Imagine que, para a gente se sentir melhor, achar um ídolo que resolva com meia dúzia de frases de efeito todos os problemas do mundo, pareça, de fato, uma solução.
Imagine que, para tanto, o discurso dele parta da humilhação, erradicação, eliminação, diminuição de toda uma parcela da sociedade.
Imagine que, a cada seguidor desse cara, dezenas ou até centenas de outros apareçam para desmoralizar um indivíduo cada vez que o mesmo questiona a ideia de mundo dele.
Imagine que competir com o(a) outro(a) pareça ser nossa única alternativa.
Imagine que querer a vaga dele(a) ou querer que ele(a) queira a nossa vaga seja a coisa mais próxima de felicidade real com que a gente se depare.
Imagine que, para isso, a gente esteja sempre subindo e noiado que nossos(as) concorrentes estejam chegando perto.
Imagine que a vida nessa sociedade seja uma corrida sem ponto de chegada (ou beijo de namorada, só pra lembrar do Cazuza).
Imagine que trabalhar seja o único caminho de superação possível.
Imagine que, para tal trabalho, a gente precise ver menos as crianças, os velhos, os amigos, as pessoas que a gente mais ama e que, provavelmente, nunca vamos amar tanto alguém como amamos esses seres, não importa quanto tempo nossa vida dure e caminhemos sobre a Terra.
Imagine que a gente odeie esse trabalho, seja ele qual for, não importa quanto dinheiro ele nos pague.

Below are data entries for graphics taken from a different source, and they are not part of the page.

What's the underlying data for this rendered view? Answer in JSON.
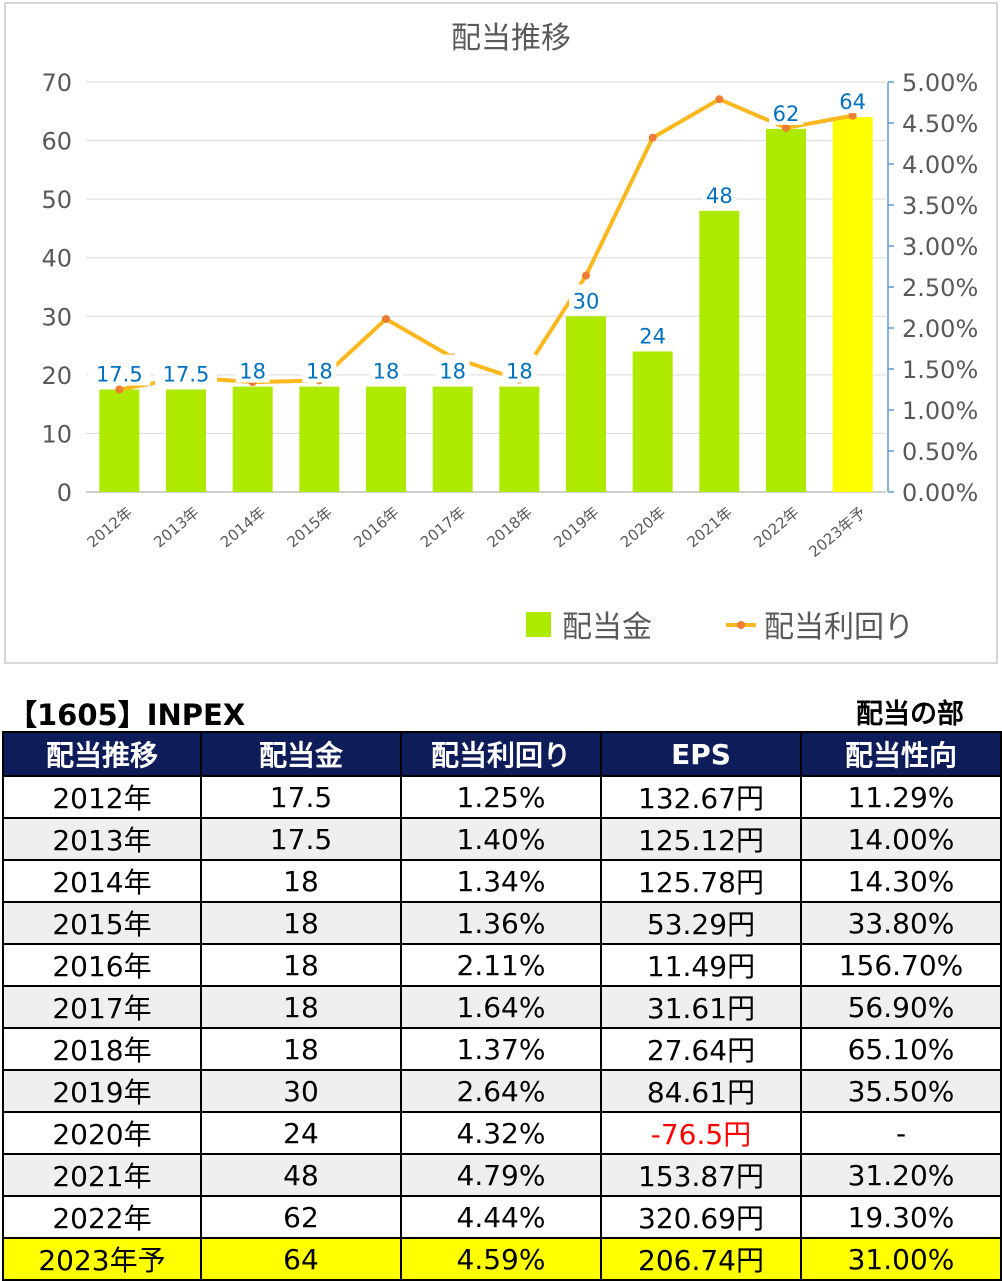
{
  "chart_data": {
    "type": "bar",
    "title": "配当推移",
    "categories": [
      "2012年",
      "2013年",
      "2014年",
      "2015年",
      "2016年",
      "2017年",
      "2018年",
      "2019年",
      "2020年",
      "2021年",
      "2022年",
      "2023年予"
    ],
    "series": [
      {
        "name": "配当金",
        "type": "bar",
        "axis": "left",
        "values": [
          17.5,
          17.5,
          18,
          18,
          18,
          18,
          18,
          30,
          24,
          48,
          62,
          64
        ],
        "data_labels": [
          "17.5",
          "17.5",
          "18",
          "18",
          "18",
          "18",
          "18",
          "30",
          "24",
          "48",
          "62",
          "64"
        ]
      },
      {
        "name": "配当利回り",
        "type": "line",
        "axis": "right",
        "values": [
          1.25,
          1.4,
          1.34,
          1.36,
          2.11,
          1.64,
          1.37,
          2.64,
          4.32,
          4.79,
          4.44,
          4.59
        ]
      }
    ],
    "ylim_left": [
      0,
      70
    ],
    "yticks_left": [
      "0",
      "10",
      "20",
      "30",
      "40",
      "50",
      "60",
      "70"
    ],
    "ylim_right": [
      0,
      5.0
    ],
    "yticks_right": [
      "0.00%",
      "0.50%",
      "1.00%",
      "1.50%",
      "2.00%",
      "2.50%",
      "3.00%",
      "3.50%",
      "4.00%",
      "4.50%",
      "5.00%"
    ],
    "legend_position": "bottom-right",
    "grid": "horizontal",
    "colors": {
      "bar": "#aeea00",
      "bar_highlight": "#ffff00",
      "line": "#fbb81e",
      "marker": "#ee7d31",
      "data_label": "#0070c0",
      "grid": "#d9d9d9",
      "right_axis": "#5b9bd5"
    }
  },
  "caption": {
    "left": "【1605】INPEX",
    "right": "配当の部"
  },
  "table": {
    "headers": [
      "配当推移",
      "配当金",
      "配当利回り",
      "EPS",
      "配当性向"
    ],
    "rows": [
      [
        "2012年",
        "17.5",
        "1.25%",
        "132.67円",
        "11.29%"
      ],
      [
        "2013年",
        "17.5",
        "1.40%",
        "125.12円",
        "14.00%"
      ],
      [
        "2014年",
        "18",
        "1.34%",
        "125.78円",
        "14.30%"
      ],
      [
        "2015年",
        "18",
        "1.36%",
        "53.29円",
        "33.80%"
      ],
      [
        "2016年",
        "18",
        "2.11%",
        "11.49円",
        "156.70%"
      ],
      [
        "2017年",
        "18",
        "1.64%",
        "31.61円",
        "56.90%"
      ],
      [
        "2018年",
        "18",
        "1.37%",
        "27.64円",
        "65.10%"
      ],
      [
        "2019年",
        "30",
        "2.64%",
        "84.61円",
        "35.50%"
      ],
      [
        "2020年",
        "24",
        "4.32%",
        "-76.5円",
        "-"
      ],
      [
        "2021年",
        "48",
        "4.79%",
        "153.87円",
        "31.20%"
      ],
      [
        "2022年",
        "62",
        "4.44%",
        "320.69円",
        "19.30%"
      ],
      [
        "2023年予",
        "64",
        "4.59%",
        "206.74円",
        "31.00%"
      ]
    ],
    "header_bg": "#0f1c5a",
    "highlight_bg": "#ffff00",
    "negative_color": "#ff0000"
  }
}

Imagine que a gente precise se olhar no olho.
Imagine que vai ser muito difícil a gente recuperar essa habilidade que abandonamos com o tempo.
Imagine que a gente precise se ver no outro.
Imagine que, para tanto, a gente precise pensar no(a) outro(a).
Imagine que alguém tenha pensado no único e apocalíptico caminho possível para que isso aconteça.